JE L'AIMAIS
Choisir l'amour ou l'habitude de peur de blesser
Si le roman d'Anna Gavalda ne fait pas l'hunanimité c'est qu'il gratte là où ça fait mal. A-t-on le droit de blesser l'autre, celui ou celle qu'on a aimé, mais qu'on aime plus, de partir vivre autre chose avec quelqu'un qui a fait irruption plus tard dans sa vie ? A-t-on le droit, malgré les promesses liées au mariage, de s'être trompé, et de l'admettre, qu'elles qu'en soient les conséquences ?

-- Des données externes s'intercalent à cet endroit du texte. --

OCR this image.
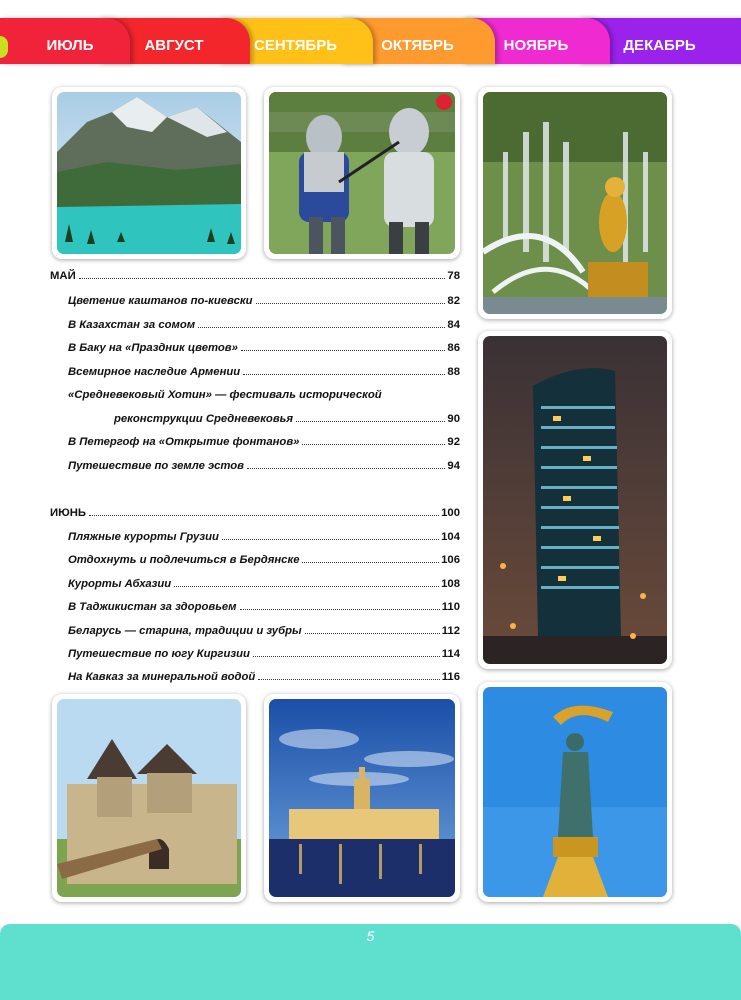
ДЕКАБРЬ
НОЯБРЬ
ОКТЯБРЬ
СЕНТЯБРЬ
АВГУСТ
ИЮЛЬ
МАЙ	78
Цветение каштанов по-киевски	82
В Казахстан за сомом	84
В Баку на «Праздник цветов»	86
Всемирное наследие Армении	88
«Средневековый Хотин» — фестиваль исторической
реконструкции Средневековья	90
В Петергоф на «Открытие фонтанов»	92
Путешествие по земле эстов	94
ИЮНЬ	100
Пляжные курорты Грузии	104
Отдохнуть и подлечиться в Бердянске	106
Курорты Абхазии	108
В Таджикистан за здоровьем	110
Беларусь — старина, традиции и зубры	112
Путешествие по югу Киргизии	114
На Кавказ за минеральной водой	116
5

Si le roman d'Anna Gavalda touche autant c'est qu'il soulève d'autres questions que ceux qui ont été dans la position de l'amant ou de l'amante connaissent bien. Doit-on continuer à être présent pour quelqu'un qui ne vous fait pas passer en premier ? N'est-il pas légitime de refuser d'être mal aimé ? Tout autant d'aspects d'une même histoire, certes ultra rabachée, mais rarement avec autant d'aquité et de sensibilité.
Il était donc d'autant plus difficile pour Zabou Breitman (« Se souvenir des belles choses », « L'homme de sa vie », de livrer une adapatation fidèle d'un livre dans lequel la majeure partie du récit consistait en un dialogue houleux entre un homme et sa belle fille, au long d'une nuit qui oscillera entre doute et progressive compréhension. Exit donc ici le huis clos, le scénario adoptant rapidement une certaine linéarité, au travers de longs flash-back chronologiques sur l'idylle de l'homme.
Malheureusement, en collant parfois au texte de la romancière, Zabou n'évite pas certains écueils, comme des dialogues trop appuyés et explicites dans des scènes intimes qui ne l'exigeaient pas. Mais cela donne aussi les scènes les plus émouvantes du film, minimalistes dans leur mise en scène, comme celle où Marie Josée Croze (lumineuse de fragilité progressive) édicte les règles du pacte, où lorsqu'Auteuil (crédible en amoureux qui s'est auto-puni) entame son histoire, le regard perdu au coin du feu.
Bien sûr, on croit à leur complicité, mais aussi à leurs solitudes, est c'est là l'une des grandes forces du film. Mais certains passages du roman ont tout de même perdu de leur puissance émotionnelle à force de retenue. C'est le cas de la sublime scène où la belle écrit une lettre, longue et déchirante liste de toutes les choses qu'elle aurait voulu faire avec lui, qu'elle aime. Plutôt courte, et filmée avec pudeur de dos, elle n'est pas à la hauteur du livre. Tout comme la perturbante scène de retrouvaille dans le parc, triste mais non déchirante, qui achève de nous convaincre, que malgré les qualités de « Je l'aimais », et après le ratage de « Ensemble c'est tout », l'univers d'Anna Gavalda reste bien difficile à retranscrire au cinéma.